North American stocks may open higher Friday despite the release of weaker than expected jobs reports in Canada and the United States.
The slowdown in job creation suggests the U.S. Federal Reserve may not have to raise interest rates much further.
Canada’s unemployment rate crept up by 0.1 percentage points to 6.5% last month as more people entered the job market, Statistics Canada said today.
There was little change in employment in December as an increase of 36,000 full-time jobs was offset by part-time losses of 38,000.
The report was weaker than economists had been expecting.
South of the border, U.S. payrolls expanded by 108,000 jobs during December, well beneath expectations, but hiring in November was revised sharply upward. The December unemployment rate slipped to 4.9%.
European indexes rose in early action.
In Asia, the benchmark Nikkei 225 index rose 2.84 points, or 0.02%, to finish at 16,428.21 points on the Tokyo Stock Exchange – the Nikkei’s highest closing since Sept. 20, 2000.
In Hong Kong, the blue-chip Hang Seng Index rose 73.31 points, or 0.48%, to 15,344.44.
The Canadian dollar opened at US85.73, down 0.22 of a cent, after falling more than 1¢ Thursday on profit taking.
Oil prices rose Friday and natural gas regained ground after a mild start to winter in the United States had pushed prices to a 4 1/2-month low. Light sweet crude for February delivery rose 33¢ to US$63.12 a barrel in electronic trading on the New York Mercantile Exchange
Toronto stocks rose marginally Thursday, taking a break after the strong gains of the two previous sessions, as the energy sector retreated while technology stocks rallied.

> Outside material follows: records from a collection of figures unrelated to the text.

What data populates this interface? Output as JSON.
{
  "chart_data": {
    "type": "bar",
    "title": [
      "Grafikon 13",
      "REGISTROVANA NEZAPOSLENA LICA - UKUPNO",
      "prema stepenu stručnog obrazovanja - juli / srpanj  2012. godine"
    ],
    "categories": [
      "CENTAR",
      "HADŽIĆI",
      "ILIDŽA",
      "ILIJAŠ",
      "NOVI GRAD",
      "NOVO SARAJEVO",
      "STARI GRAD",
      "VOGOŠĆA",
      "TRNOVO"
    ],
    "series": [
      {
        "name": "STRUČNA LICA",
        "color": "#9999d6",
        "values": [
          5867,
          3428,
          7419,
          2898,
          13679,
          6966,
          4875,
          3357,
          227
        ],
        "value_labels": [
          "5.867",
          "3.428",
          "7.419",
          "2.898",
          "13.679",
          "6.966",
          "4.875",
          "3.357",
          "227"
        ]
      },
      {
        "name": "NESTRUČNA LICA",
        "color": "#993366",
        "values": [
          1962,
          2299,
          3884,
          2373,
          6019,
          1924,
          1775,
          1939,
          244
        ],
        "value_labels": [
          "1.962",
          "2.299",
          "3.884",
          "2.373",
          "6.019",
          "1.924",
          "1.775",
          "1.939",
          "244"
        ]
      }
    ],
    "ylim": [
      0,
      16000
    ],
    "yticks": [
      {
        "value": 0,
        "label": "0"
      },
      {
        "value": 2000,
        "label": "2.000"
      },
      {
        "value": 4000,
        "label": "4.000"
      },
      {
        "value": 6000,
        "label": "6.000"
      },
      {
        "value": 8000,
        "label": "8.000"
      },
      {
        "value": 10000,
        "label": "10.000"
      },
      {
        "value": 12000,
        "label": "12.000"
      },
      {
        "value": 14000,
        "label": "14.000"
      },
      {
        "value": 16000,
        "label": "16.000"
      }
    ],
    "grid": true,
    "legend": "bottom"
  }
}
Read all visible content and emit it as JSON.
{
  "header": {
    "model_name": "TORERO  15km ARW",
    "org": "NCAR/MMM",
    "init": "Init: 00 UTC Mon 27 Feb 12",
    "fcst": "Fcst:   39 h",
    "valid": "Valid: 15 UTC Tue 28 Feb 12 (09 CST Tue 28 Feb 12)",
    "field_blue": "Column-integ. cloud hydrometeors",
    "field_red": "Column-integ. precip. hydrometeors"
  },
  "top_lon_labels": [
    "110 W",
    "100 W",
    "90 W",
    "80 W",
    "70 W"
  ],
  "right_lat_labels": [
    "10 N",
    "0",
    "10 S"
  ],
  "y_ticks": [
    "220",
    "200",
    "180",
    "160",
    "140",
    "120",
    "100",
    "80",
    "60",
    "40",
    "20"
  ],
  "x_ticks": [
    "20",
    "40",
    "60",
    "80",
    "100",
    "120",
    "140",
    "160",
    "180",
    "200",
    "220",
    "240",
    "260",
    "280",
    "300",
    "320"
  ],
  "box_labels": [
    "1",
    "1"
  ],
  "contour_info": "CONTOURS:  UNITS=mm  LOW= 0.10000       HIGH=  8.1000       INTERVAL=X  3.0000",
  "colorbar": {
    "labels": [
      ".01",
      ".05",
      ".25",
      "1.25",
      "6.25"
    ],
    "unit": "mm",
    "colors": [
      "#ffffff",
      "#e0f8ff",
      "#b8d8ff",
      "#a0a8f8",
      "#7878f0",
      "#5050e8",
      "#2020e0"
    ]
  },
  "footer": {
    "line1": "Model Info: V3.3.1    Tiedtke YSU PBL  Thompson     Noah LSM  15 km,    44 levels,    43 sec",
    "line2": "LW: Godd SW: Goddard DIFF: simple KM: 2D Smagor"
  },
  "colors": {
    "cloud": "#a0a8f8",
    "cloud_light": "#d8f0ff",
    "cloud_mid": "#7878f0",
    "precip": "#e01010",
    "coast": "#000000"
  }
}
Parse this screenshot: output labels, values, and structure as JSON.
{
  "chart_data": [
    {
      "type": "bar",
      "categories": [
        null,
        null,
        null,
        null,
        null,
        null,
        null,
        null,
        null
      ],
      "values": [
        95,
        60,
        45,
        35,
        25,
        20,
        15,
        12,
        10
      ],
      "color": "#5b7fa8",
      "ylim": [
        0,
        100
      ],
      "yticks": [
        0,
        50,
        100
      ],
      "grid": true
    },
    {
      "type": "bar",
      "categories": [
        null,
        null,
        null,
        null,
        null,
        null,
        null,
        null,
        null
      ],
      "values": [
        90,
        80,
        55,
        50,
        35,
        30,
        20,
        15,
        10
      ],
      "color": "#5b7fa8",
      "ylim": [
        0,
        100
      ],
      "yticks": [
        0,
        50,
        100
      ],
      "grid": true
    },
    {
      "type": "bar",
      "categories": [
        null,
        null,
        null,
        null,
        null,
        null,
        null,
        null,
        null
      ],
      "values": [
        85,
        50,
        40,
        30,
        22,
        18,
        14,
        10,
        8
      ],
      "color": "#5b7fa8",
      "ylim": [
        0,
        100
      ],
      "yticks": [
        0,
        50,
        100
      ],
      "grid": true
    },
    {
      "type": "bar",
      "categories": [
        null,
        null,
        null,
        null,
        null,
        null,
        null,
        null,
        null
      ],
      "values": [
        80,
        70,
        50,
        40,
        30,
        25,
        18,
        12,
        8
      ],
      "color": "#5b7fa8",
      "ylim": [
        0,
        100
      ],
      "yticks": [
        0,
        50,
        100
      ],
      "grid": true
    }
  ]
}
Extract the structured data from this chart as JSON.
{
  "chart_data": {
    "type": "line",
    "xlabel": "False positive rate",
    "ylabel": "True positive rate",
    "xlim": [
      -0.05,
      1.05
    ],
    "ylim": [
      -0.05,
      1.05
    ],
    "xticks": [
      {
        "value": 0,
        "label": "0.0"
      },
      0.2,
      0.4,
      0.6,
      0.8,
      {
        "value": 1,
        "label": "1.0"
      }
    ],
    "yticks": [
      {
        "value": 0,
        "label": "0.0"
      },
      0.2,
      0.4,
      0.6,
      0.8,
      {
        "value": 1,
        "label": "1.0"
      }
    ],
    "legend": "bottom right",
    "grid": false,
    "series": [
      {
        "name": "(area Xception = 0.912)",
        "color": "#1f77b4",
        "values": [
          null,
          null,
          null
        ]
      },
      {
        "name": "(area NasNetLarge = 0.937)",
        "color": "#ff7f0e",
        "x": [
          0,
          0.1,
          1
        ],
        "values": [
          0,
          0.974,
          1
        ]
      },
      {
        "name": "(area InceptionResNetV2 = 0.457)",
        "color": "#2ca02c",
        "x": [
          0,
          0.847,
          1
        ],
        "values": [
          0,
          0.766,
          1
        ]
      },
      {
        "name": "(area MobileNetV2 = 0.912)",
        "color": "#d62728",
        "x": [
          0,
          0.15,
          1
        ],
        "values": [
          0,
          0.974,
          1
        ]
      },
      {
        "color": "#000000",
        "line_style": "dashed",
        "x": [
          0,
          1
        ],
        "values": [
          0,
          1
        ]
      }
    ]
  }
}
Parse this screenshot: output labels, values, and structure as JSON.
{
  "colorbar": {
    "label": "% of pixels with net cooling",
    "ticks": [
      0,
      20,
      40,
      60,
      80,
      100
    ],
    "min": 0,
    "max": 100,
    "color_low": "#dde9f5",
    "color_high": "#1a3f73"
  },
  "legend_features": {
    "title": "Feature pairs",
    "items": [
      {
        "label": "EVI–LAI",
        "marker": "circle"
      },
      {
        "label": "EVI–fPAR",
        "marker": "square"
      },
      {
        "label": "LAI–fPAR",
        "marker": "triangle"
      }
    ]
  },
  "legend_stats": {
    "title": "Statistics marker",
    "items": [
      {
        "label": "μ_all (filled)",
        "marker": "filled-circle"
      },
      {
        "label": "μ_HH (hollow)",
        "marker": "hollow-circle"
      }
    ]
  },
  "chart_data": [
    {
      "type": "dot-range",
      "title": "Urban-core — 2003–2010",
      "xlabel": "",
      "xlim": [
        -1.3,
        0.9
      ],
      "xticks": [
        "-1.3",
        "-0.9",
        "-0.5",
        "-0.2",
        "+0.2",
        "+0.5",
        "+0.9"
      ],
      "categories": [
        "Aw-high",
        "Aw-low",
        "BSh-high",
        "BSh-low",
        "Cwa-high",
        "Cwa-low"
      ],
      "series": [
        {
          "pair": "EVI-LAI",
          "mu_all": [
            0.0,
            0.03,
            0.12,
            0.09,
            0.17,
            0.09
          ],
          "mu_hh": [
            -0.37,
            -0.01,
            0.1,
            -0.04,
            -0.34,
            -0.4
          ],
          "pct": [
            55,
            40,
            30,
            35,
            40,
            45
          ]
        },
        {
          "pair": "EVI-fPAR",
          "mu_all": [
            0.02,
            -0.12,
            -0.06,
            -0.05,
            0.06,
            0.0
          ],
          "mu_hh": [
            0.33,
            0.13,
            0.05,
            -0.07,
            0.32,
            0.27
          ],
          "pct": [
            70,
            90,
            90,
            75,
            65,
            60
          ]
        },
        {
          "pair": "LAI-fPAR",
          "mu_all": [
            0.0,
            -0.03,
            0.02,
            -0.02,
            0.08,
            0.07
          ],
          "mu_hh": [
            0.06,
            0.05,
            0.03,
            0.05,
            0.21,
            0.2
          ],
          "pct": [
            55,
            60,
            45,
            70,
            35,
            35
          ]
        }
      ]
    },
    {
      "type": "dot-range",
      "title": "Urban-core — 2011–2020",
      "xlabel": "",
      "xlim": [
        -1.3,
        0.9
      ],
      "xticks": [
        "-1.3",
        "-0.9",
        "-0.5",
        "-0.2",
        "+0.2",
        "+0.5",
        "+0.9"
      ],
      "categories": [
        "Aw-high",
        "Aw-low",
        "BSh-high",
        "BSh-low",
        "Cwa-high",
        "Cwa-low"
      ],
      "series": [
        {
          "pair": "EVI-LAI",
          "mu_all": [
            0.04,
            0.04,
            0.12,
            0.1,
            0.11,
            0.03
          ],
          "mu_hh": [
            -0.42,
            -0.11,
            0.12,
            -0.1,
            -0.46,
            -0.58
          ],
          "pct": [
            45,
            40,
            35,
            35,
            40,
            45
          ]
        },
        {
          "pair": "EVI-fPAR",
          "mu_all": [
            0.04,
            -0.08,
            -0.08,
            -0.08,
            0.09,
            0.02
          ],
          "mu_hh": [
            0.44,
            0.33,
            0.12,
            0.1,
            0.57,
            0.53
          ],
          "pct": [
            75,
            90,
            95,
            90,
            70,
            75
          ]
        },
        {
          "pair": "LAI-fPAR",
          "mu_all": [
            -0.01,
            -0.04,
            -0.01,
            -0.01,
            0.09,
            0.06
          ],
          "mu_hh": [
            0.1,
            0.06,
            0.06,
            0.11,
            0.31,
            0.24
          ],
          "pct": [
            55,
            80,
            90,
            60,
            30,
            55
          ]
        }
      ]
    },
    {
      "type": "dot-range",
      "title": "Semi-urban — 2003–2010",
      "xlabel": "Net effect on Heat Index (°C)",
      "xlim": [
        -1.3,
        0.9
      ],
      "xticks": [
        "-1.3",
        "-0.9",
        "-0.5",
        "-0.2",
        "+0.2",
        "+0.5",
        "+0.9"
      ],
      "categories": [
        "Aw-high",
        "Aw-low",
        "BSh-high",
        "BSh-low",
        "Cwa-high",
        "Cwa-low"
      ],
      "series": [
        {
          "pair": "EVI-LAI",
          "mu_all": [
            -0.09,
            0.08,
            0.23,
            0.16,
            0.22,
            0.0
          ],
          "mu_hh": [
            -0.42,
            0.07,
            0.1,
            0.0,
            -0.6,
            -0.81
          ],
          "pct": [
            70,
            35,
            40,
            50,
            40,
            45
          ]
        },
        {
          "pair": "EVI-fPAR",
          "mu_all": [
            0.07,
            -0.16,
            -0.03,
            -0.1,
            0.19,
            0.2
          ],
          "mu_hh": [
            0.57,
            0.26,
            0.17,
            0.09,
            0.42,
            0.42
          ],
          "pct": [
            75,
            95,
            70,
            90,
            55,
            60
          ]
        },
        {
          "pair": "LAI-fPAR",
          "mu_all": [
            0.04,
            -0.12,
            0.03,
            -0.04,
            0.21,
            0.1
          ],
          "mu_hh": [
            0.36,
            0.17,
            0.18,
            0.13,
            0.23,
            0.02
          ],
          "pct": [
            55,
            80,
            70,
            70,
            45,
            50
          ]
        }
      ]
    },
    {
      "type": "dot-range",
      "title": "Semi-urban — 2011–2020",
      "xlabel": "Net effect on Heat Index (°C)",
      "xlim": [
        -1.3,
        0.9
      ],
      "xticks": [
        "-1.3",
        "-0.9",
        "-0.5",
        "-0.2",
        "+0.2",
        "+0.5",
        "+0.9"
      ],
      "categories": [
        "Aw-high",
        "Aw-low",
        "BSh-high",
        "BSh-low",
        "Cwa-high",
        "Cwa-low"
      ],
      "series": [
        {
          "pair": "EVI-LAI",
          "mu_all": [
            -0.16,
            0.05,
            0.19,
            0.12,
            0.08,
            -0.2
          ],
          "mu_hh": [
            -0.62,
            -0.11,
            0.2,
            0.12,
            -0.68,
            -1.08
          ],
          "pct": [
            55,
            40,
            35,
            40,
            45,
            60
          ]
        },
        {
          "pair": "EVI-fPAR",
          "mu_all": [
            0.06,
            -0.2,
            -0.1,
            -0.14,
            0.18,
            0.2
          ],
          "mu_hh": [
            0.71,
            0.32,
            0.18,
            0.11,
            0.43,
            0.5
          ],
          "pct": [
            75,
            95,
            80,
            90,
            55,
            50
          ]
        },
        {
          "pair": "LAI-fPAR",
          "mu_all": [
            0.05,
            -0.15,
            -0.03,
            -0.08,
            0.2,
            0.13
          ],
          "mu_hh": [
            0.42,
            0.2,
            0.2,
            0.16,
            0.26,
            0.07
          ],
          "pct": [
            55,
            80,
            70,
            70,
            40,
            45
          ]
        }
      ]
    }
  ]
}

The S&P/TSX composite index rose 6.20, or 0.05%, to 11,507.68
The S&P/TSX Venture composite index finished down 9.54 points, or 0.42%, to 2,263.94.
In New York, markets were calm after the big run-ups of earlier this week.
The Dow Jones rose 2 points to 10,882.15, the S&P 500 rose 0.02 of a point, to 1,273.48, and the Nasdaq composite index rose 13.41 points, or 0.59%, to 2,276.87.